Już nie marzy o roli życia. Na dobre zrezygnowała z aktorstwa?
Ewa Bukowska, którą na małym ekranie mieliśmy okazję oglądać po raz ostatni w 2018 roku w jednym z odcinków "Ojca Mateusza" i w epizodycznej roli w "Pensjonacie nad rozlewiskiem", jeszcze dekadę temu uważana była za jedną najbardziej interesujących polskich aktorek swojego pokolenia. Niestety, zawirowania w życiu prywatnym i rozwód z uwielbianym Markiem Bukowskim nie wyszły jej na dobre. Dziś jest niemal kompletnie zapomniana i wszystko wskazuje na to, że nie planuje powrotu do show-biznesu.
Gdy w 1991 roku na ekrany kin wszedł "Kroll" - pierwsza fabuła Władysława Pasikowskiego - o debiutującej w roli żony głównego bohatera 25-letniej studentce krakowskiej szkoły teatralnej Ewie Bukowskiej mówiono, że ma ogromny "potencjał" i szansę na zrobienie wielkiej kariery. Niestety, reżyserzy nie mieli na nią pomysłu, a role, jakie jej proponowano, z całą pewnością nie były na miarę jej talentu.
Dopiero wiele lat później aktorka wyznała w szczerym wywiadzie dla jednego z miesięczników, że nie mogła rozwinąć skrzydeł, bo czuła się tłamszona przez męża.
"Zbudował klatkę, zarzucił sieć. Tą siecią mocno się owinęłam. Bardzo trudno wyjść z takiej sytuacji. Bardzo. Musiałam stracić przytomność z braku powietrza, żeby po przebudzeniu ją przeciąć" - wyznała na łamach "Elle".
Ewa Bukowska przez ćwierć wieku szła przez życie u boku - a raczej, jak się okazało, w cieniu - Marka Bukowskiego, którego po rozwodzie wprost oskarżyła, że zrujnował jej karierę. Rozwód, o który walczyła 4 lata, miał być dla niej początkiem nowego rozdziału w życiu.
"Gdybym nie podjęła radykalnych decyzji, nie powiedziała 'ja to ja, ty to ty', to nigdy nie byłabym w miejscu, w którym dziś jestem" - powiedziała w rozmowie z "Panią", nie przypuszczając, że wkrótce znajdzie się na obrzeżach show-biznesu.

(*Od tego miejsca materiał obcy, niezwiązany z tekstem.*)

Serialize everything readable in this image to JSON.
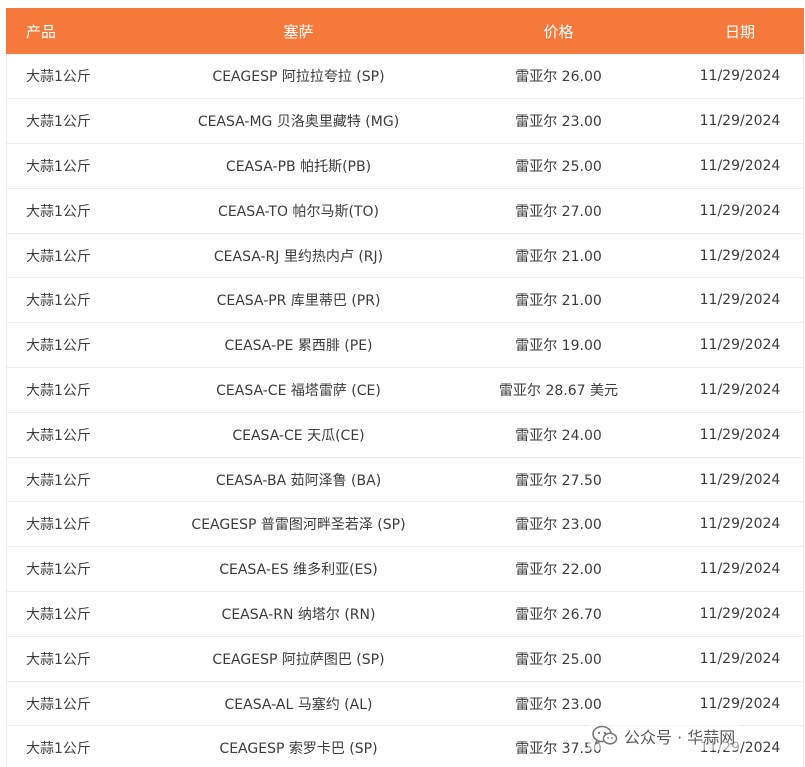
{
  "table": {
    "headers": {
      "product": "产品",
      "market": "塞萨",
      "price": "价格",
      "date": "日期"
    },
    "rows": [
      {
        "product": "大蒜1公斤",
        "market": "CEAGESP 阿拉拉夸拉 (SP)",
        "price": "雷亚尔 26.00",
        "date": "11/29/2024"
      },
      {
        "product": "大蒜1公斤",
        "market": "CEASA-MG 贝洛奥里藏特 (MG)",
        "price": "雷亚尔 23.00",
        "date": "11/29/2024"
      },
      {
        "product": "大蒜1公斤",
        "market": "CEASA-PB 帕托斯(PB)",
        "price": "雷亚尔 25.00",
        "date": "11/29/2024"
      },
      {
        "product": "大蒜1公斤",
        "market": "CEASA-TO 帕尔马斯(TO)",
        "price": "雷亚尔 27.00",
        "date": "11/29/2024"
      },
      {
        "product": "大蒜1公斤",
        "market": "CEASA-RJ 里约热内卢 (RJ)",
        "price": "雷亚尔 21.00",
        "date": "11/29/2024"
      },
      {
        "product": "大蒜1公斤",
        "market": "CEASA-PR 库里蒂巴 (PR)",
        "price": "雷亚尔 21.00",
        "date": "11/29/2024"
      },
      {
        "product": "大蒜1公斤",
        "market": "CEASA-PE 累西腓 (PE)",
        "price": "雷亚尔 19.00",
        "date": "11/29/2024"
      },
      {
        "product": "大蒜1公斤",
        "market": "CEASA-CE 福塔雷萨 (CE)",
        "price": "雷亚尔 28.67 美元",
        "date": "11/29/2024"
      },
      {
        "product": "大蒜1公斤",
        "market": "CEASA-CE 天瓜(CE)",
        "price": "雷亚尔 24.00",
        "date": "11/29/2024"
      },
      {
        "product": "大蒜1公斤",
        "market": "CEASA-BA 茹阿泽鲁 (BA)",
        "price": "雷亚尔 27.50",
        "date": "11/29/2024"
      },
      {
        "product": "大蒜1公斤",
        "market": "CEAGESP 普雷图河畔圣若泽 (SP)",
        "price": "雷亚尔 23.00",
        "date": "11/29/2024"
      },
      {
        "product": "大蒜1公斤",
        "market": "CEASA-ES 维多利亚(ES)",
        "price": "雷亚尔 22.00",
        "date": "11/29/2024"
      },
      {
        "product": "大蒜1公斤",
        "market": "CEASA-RN 纳塔尔 (RN)",
        "price": "雷亚尔 26.70",
        "date": "11/29/2024"
      },
      {
        "product": "大蒜1公斤",
        "market": "CEAGESP 阿拉萨图巴 (SP)",
        "price": "雷亚尔 25.00",
        "date": "11/29/2024"
      },
      {
        "product": "大蒜1公斤",
        "market": "CEASA-AL 马塞约 (AL)",
        "price": "雷亚尔 23.00",
        "date": "11/29/2024"
      },
      {
        "product": "大蒜1公斤",
        "market": "CEAGESP 索罗卡巴 (SP)",
        "price": "雷亚尔 37.50",
        "date": "11/29/2024"
      }
    ]
  },
  "watermark": {
    "text": "公众号 · 华蒜网",
    "icon": "wechat-icon"
  },
  "colors": {
    "header_bg": "#f4793a",
    "header_text": "#ffffff"
  }
}
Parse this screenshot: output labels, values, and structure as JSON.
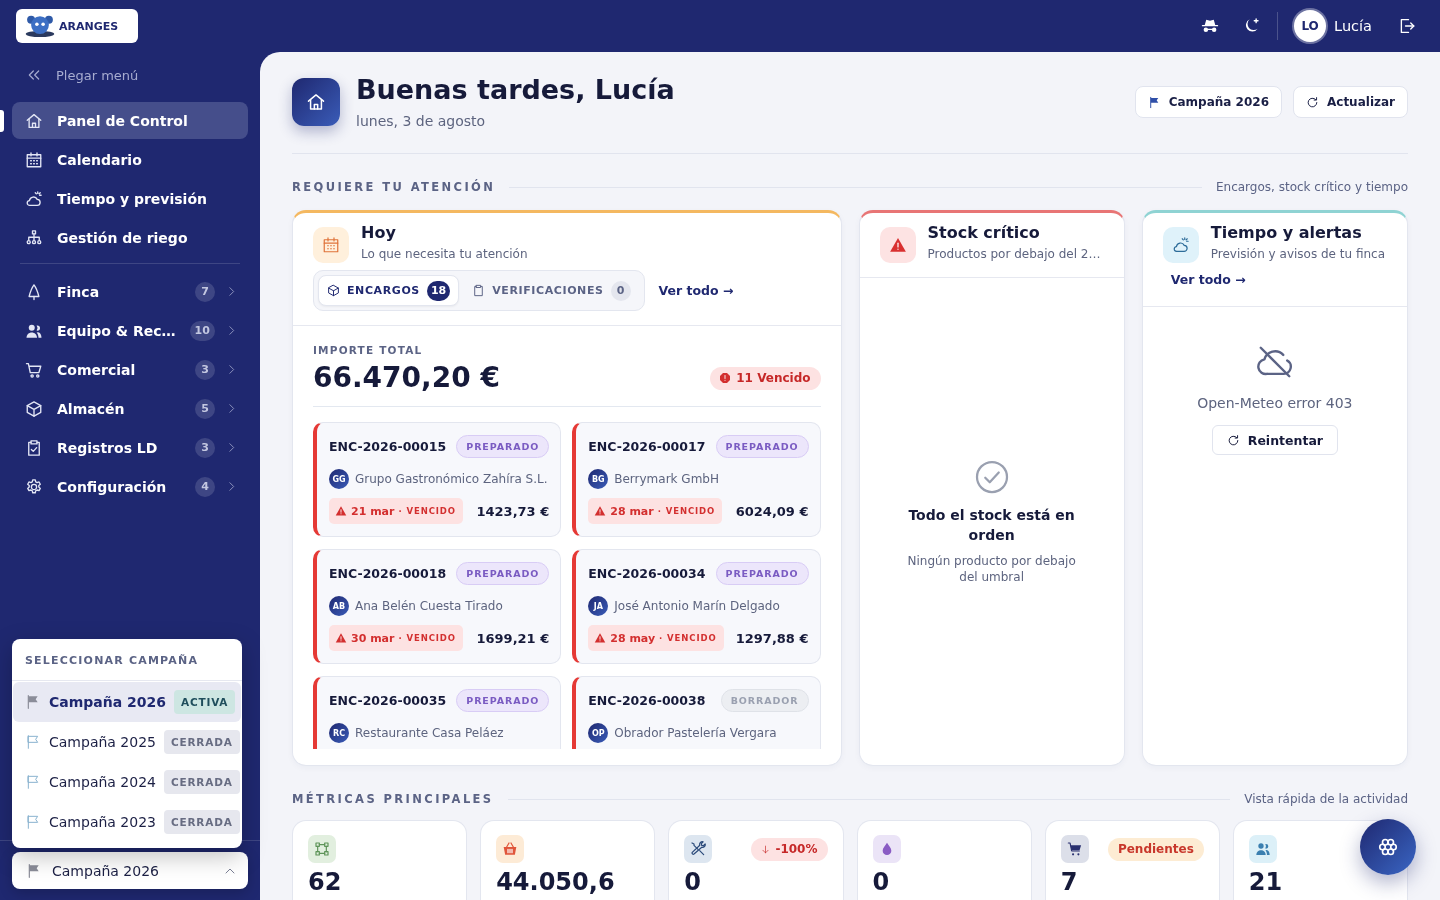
{
  "topbar": {
    "logo_text": "ARANGES",
    "user": {
      "initials": "LO",
      "name": "Lucía"
    }
  },
  "sidebar": {
    "collapse_label": "Plegar menú",
    "primary": [
      {
        "label": "Panel de Control",
        "selected": true
      },
      {
        "label": "Calendario",
        "selected": false
      },
      {
        "label": "Tiempo y previsión",
        "selected": false
      },
      {
        "label": "Gestión de riego",
        "selected": false
      }
    ],
    "sections": [
      {
        "label": "Finca",
        "count": "7",
        "selected": false
      },
      {
        "label": "Equipo & Rec…",
        "count": "10",
        "selected": false
      },
      {
        "label": "Comercial",
        "count": "3",
        "selected": false
      },
      {
        "label": "Almacén",
        "count": "5",
        "selected": false
      },
      {
        "label": "Registros LD",
        "count": "3",
        "selected": false
      },
      {
        "label": "Configuración",
        "count": "4",
        "selected": false
      }
    ],
    "campaign_menu": {
      "title": "SELECCIONAR CAMPAÑA",
      "options": [
        {
          "label": "Campaña 2026",
          "status": "ACTIVA",
          "kind": "active",
          "selected": true
        },
        {
          "label": "Campaña 2025",
          "status": "CERRADA",
          "kind": "closed",
          "selected": false
        },
        {
          "label": "Campaña 2024",
          "status": "CERRADA",
          "kind": "closed",
          "selected": false
        },
        {
          "label": "Campaña 2023",
          "status": "CERRADA",
          "kind": "closed",
          "selected": false
        }
      ]
    },
    "campaign_select": {
      "value": "Campaña 2026",
      "expanded": true
    }
  },
  "header": {
    "title": "Buenas tardes, Lucía",
    "date": "lunes, 3 de agosto",
    "buttons": [
      {
        "label": "Campaña 2026",
        "kind": "campaign"
      },
      {
        "label": "Actualizar",
        "kind": "refresh"
      }
    ]
  },
  "attention": {
    "title": "REQUIERE TU ATENCIÓN",
    "note": "Encargos, stock crítico y tiempo",
    "today": {
      "title": "Hoy",
      "subtitle": "Lo que necesita tu atención",
      "tabs": [
        {
          "label": "ENCARGOS",
          "count": "18",
          "selected": true
        },
        {
          "label": "VERIFICACIONES",
          "count": "0",
          "selected": false
        }
      ],
      "link": "Ver todo →",
      "total_label": "IMPORTE TOTAL",
      "total": "66.470,20 €",
      "overdue": "11 Vencido",
      "orders": [
        {
          "id": "ENC-2026-00015",
          "status": "PREPARADO",
          "kind": "prepared",
          "initials": "GG",
          "customer": "Grupo Gastronómico Zahíra S.L.",
          "overdue": true,
          "due": "21 mar",
          "due_status": "· VENCIDO",
          "amount": "1423,73 €"
        },
        {
          "id": "ENC-2026-00017",
          "status": "PREPARADO",
          "kind": "prepared",
          "initials": "BG",
          "customer": "Berrymark GmbH",
          "overdue": true,
          "due": "28 mar",
          "due_status": "· VENCIDO",
          "amount": "6024,09 €"
        },
        {
          "id": "ENC-2026-00018",
          "status": "PREPARADO",
          "kind": "prepared",
          "initials": "AB",
          "customer": "Ana Belén Cuesta Tirado",
          "overdue": true,
          "due": "30 mar",
          "due_status": "· VENCIDO",
          "amount": "1699,21 €"
        },
        {
          "id": "ENC-2026-00034",
          "status": "PREPARADO",
          "kind": "prepared",
          "initials": "JA",
          "customer": "José Antonio Marín Delgado",
          "overdue": true,
          "due": "28 may",
          "due_status": "· VENCIDO",
          "amount": "1297,88 €"
        },
        {
          "id": "ENC-2026-00035",
          "status": "PREPARADO",
          "kind": "prepared",
          "initials": "RC",
          "customer": "Restaurante Casa Peláez",
          "overdue": true
        },
        {
          "id": "ENC-2026-00038",
          "status": "BORRADOR",
          "kind": "draft",
          "initials": "OP",
          "customer": "Obrador Pastelería Vergara",
          "overdue": true
        }
      ]
    },
    "stock": {
      "title": "Stock crítico",
      "subtitle": "Productos por debajo del 2…",
      "empty_title": "Todo el stock está en orden",
      "empty_text": "Ningún producto por debajo del umbral"
    },
    "weather": {
      "title": "Tiempo y alertas",
      "subtitle": "Previsión y avisos de tu finca",
      "link": "Ver todo →",
      "error": "Open-Meteo error 403",
      "retry": "Reintentar"
    }
  },
  "metrics": {
    "title": "MÉTRICAS PRINCIPALES",
    "note": "Vista rápida de la actividad",
    "items": [
      {
        "value": "62"
      },
      {
        "value": "44.050,6"
      },
      {
        "value": "0",
        "badge": {
          "text": "-100%",
          "kind": "decrease"
        }
      },
      {
        "value": "0"
      },
      {
        "value": "7",
        "badge": {
          "text": "Pendientes",
          "kind": "pending"
        }
      },
      {
        "value": "21"
      }
    ]
  }
}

Aktorstwo tak naprawdę nigdy nie było dla Ewy Bukowskiej najważniejsze. 23 lata temu, pracując jako producentka na planie filmu "Blok.pl" i zaraz potem serialu "Sukces", odkryła, że jej powołaniem jest pisanie scenariuszy i reżyseria.
W 2013 roku nakręciła krótkometrażowy autorski "Powrót", a niedługo później rozpoczęła zdjęcia do "53 wojen" według własnego scenariusza inspirowanego książką Grażyny Jagielskiej "Miłość z kamienia. Życie z korespondentem wojennym". To właśnie w trakcie pracy nad debiutancką fabułą zrozumiała, że powinna zakończyć swe małżeństwo.
"Żeby być twórcą, trzeba być wolnym, mieć poczucie, że wszystko można" - wyznała na łamach miesięcznika "Pani".
Na zaprezentowanie "53 wojen" publiczności Ewa Bukowska zdecydowała się dopiero po uzyskaniu rozwodu. Film czekał na premierę prawie dwa lata! Przyjęto go świetnie, a jury Koszalińskiego Festiwalu Debiutów Filmowych "Młodzi i Film" nagrodziło go nawet za "autentyczność i bogactwo wykorzystania filmowych środków". Autorka dostała też za reżyserski debiut Nagrodę "Perspektywa" im. Janusza Morgensterna i po raz drugi w życiu usłyszała, że jest nadzieją polskiego kina. Niestety, także i tym razem na byciu nadzieją się skończyło.
Była aktorka i niespełniona reżyserka od kilku lat unika środowiskowych imprez, nie pojawia się na celebryckich ściankach.
Ostatnio widziano ją w grudniu 2022 roku na Gali Nagród Stowarzyszenia Filmowców Polskich, po której zniknęła.
Wszystko wskazuje na to, że 57-letnia Ewa Bukowska przeszła na wcześniejszą emeryturę i na dobre rozstała się z marzeniami o roli życia, której do tej pory - a jest aktorką już ponad trzy dekady - się nie doczekała.